WASHINGTON (FOX 5 DC) - Schools in the United Kingdom shut down nationwide this week and will be closed through at least mid-February. This as the new COVID variant has led to surging coronavirus cases in Britain.
That variant has already been detected in at least five states, so will it affect school reopening plans here in the United States?
Harvard T.H. Chan School of Public Health researcher and epidemiologist Dr. Bill Hanage says so far, the B.1.1.7. COVID variant is proving more transmissible in both adults and children.
"If it is not present in your community you should be getting ready for if and when it’s introduced into your community," says Hanage.

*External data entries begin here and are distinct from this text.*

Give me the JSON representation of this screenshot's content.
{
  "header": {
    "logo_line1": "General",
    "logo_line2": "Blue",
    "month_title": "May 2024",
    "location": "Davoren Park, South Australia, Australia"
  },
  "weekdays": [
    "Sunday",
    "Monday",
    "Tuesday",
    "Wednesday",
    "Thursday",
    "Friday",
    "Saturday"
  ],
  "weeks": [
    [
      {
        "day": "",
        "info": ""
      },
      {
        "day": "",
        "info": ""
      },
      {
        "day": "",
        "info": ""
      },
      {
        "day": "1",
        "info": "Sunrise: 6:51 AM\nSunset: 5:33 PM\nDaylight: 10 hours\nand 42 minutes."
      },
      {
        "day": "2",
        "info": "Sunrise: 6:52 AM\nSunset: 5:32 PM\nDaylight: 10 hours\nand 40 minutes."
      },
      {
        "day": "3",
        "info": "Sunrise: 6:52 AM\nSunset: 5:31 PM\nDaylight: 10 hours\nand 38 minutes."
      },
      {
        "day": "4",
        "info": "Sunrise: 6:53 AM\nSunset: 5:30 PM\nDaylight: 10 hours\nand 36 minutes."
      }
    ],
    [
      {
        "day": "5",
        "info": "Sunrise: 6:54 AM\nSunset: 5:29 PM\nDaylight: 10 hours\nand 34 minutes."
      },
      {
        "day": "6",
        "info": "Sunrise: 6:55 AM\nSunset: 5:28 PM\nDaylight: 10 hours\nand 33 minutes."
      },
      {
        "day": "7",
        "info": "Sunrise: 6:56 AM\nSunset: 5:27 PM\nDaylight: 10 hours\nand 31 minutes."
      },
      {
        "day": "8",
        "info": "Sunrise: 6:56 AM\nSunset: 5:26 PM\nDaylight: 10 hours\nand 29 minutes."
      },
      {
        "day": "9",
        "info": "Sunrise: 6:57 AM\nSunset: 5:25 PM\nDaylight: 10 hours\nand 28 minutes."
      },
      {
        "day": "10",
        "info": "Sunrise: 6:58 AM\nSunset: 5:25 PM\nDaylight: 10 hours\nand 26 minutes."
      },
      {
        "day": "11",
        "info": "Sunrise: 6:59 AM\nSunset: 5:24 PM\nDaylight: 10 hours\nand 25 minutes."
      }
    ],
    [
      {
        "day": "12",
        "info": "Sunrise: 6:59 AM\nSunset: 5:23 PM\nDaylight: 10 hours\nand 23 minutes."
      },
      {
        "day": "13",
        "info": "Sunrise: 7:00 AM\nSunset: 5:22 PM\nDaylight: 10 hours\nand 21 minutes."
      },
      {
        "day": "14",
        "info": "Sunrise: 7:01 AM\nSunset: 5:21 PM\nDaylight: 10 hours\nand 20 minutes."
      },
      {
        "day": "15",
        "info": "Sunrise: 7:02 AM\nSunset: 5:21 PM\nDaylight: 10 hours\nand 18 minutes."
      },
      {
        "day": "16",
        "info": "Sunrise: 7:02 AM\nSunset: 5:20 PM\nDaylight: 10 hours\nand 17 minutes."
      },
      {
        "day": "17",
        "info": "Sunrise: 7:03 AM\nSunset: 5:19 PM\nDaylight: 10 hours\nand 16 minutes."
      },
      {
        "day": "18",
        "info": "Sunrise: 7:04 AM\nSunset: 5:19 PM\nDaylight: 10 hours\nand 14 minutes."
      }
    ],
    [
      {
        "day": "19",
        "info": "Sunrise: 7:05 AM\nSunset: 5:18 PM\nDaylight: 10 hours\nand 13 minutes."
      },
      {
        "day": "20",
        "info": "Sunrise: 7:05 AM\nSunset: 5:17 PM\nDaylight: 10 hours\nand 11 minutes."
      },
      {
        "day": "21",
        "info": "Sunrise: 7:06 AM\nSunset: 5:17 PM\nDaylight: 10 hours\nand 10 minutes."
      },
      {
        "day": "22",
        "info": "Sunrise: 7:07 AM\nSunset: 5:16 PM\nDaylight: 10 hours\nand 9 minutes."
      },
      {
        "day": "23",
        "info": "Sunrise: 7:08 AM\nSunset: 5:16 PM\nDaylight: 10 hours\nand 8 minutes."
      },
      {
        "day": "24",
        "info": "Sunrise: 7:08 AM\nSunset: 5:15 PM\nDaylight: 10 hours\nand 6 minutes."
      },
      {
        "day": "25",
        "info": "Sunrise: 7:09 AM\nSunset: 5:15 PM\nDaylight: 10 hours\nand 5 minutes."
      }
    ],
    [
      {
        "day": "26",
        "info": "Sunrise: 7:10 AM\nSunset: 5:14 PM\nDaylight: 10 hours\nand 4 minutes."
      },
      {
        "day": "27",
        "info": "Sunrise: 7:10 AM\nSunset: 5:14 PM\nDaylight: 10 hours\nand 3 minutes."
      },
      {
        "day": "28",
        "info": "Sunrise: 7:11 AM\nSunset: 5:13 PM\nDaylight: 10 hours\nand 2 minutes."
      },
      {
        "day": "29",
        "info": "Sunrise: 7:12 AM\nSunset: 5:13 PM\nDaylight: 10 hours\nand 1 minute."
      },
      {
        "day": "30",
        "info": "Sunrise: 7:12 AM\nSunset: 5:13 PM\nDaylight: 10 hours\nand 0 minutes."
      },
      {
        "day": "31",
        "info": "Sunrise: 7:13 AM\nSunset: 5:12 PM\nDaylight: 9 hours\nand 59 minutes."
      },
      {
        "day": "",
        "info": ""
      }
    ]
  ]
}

To detect the new strain, scientists are collecting groups of positive COVID-19 tests and genetically sequencing them. In the United States that is happening far less than in England, so there’s concern it could already be more widespread than reported.
According to Hanage, "We haven’t even looked in large parts of the country."
He says in-person learning should be a priority even with the variant present. Schools, however, must maintain strong mitigation efforts including mandatory masks, ventilation, hand washing and as much outdoor time as possible. It’s also crucial for the surrounding community to step up as well, to keep infection rates down.
Unfortunately, some transmission is inevitable but Dr. Hanage says it should be less than the spread in the rest of the community for a school to remain open.